To convert a column in a pandas DataFrame from a column with data type “object” to a column with data type “category”, use the astype() function.
import pandas as pd
df = pd.DataFrame({ "column": ["a","b","c","a","b","c","b","d"] })
print(df["column"].dtype)
df["column"] = df["column"].astype('category')
print(df["column"].dtype)
#Output:
object
category
When working with different types of data in pandas, the ability to easily be able to change the data type of a column is valuable.
One such case is if you want to convert a pandas column from a column with the data type “object” to a column with data type “category”.
To convert a column in a pandas DataFrame from a column with data type “object” to a column with data type “category”, use the astype() function.
astype() allows you to convert the data type of pandas columns.
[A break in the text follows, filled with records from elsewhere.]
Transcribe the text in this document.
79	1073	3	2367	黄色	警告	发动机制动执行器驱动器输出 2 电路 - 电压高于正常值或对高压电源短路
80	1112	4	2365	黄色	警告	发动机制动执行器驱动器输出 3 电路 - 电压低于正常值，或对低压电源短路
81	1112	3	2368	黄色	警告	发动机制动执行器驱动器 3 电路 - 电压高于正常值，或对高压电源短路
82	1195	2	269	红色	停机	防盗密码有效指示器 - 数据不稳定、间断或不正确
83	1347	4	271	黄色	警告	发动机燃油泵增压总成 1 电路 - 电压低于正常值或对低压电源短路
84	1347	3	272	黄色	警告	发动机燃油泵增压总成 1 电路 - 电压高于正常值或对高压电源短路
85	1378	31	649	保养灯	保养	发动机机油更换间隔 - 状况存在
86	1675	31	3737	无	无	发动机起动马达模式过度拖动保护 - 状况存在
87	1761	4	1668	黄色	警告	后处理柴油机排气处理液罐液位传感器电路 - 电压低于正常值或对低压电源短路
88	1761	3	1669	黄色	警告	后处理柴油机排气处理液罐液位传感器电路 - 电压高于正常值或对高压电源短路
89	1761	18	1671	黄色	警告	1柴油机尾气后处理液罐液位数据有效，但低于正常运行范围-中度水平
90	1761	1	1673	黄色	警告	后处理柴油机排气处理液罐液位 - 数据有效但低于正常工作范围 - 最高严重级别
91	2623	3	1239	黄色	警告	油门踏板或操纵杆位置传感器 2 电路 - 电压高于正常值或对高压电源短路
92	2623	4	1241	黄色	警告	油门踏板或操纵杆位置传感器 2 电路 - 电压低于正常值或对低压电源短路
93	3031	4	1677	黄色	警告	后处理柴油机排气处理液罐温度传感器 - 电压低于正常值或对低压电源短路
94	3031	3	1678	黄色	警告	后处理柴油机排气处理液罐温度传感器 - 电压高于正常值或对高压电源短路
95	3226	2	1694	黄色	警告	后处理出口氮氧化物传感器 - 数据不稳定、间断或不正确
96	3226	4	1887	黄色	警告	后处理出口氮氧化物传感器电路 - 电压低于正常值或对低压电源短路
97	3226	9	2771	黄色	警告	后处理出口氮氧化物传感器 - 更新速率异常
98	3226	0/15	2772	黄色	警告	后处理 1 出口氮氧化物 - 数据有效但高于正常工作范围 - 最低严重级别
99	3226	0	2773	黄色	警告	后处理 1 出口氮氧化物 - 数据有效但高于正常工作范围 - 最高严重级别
Below is a simple example showing you how to convert the data type of a pandas column from “object” to “category”.
import pandas as pd
df = pd.DataFrame({ "column": ["a","b","c","a","b","c","b","d"] })
print(df["column"].dtype)
df["column"] = df["column"].astype('category')
print(df["column"].dtype)
#Output:
object
category
Reducing Memory Usage with dtype Category Columns in pandas
One of the main benefits of using “category” columns in pandas is you are able to reduce the amount of memory used in your process.
The reason for this is that categorical data is pandas stores only the unique values (i.e the category) instead of every single value.
Below shows an example of how you can reduce memory using categorical data in pandas.
import pandas as pd
s = pd.Series(["a","b","c","a","b","c","b","d"] * 1000)
print(s.nbytes)
print(s.astype("category").nbytes)
#Output:
64000
8032
Using groupby() When Working With Column with dtype Category in pandas
One last thing I want to add to this post is something that I came across when I was performing some data analysis with pandas.
If you have categorical data and go to use the groupby() function to group your DataFrame, you should use the “observed=True” option so that groupby() behaves the same as it does when you use it on data which has the data type “object”.
Below shows you an example of how using the “observed=True” option in groupby() affects the output if you are using groupby() in pandas.
import pandas as pd
df = pd.DataFrame({"animal_type":["dog","cat","dog","cat","dog","dog","cat","cat","dog"],
"gender":["F","M","F","M","M","F","M","M","M"],
"age":[1,2,3,4,5,6,7,8,9],
"weight":[10,20,15,20,25,10,15,30,40]})
df["animal_type"] = df["animal_type"].astype('category')
df["gender"] = df["gender"].astype('category')
print(df.groupby(["animal_type","gender"])["age"].max())
print(df.groupby(["animal_type","gender"], observed=True)["age"].max())
#Output:
animal_type gender
cat F NaN
M 8.0
dog F 6.0
M 9.0
animal_type gender
dog F 6
M 9
cat M 8
Name: age, dtype: int64
Hopefully this article has been useful for you to learn how to convert a pandas column from object to category in Python.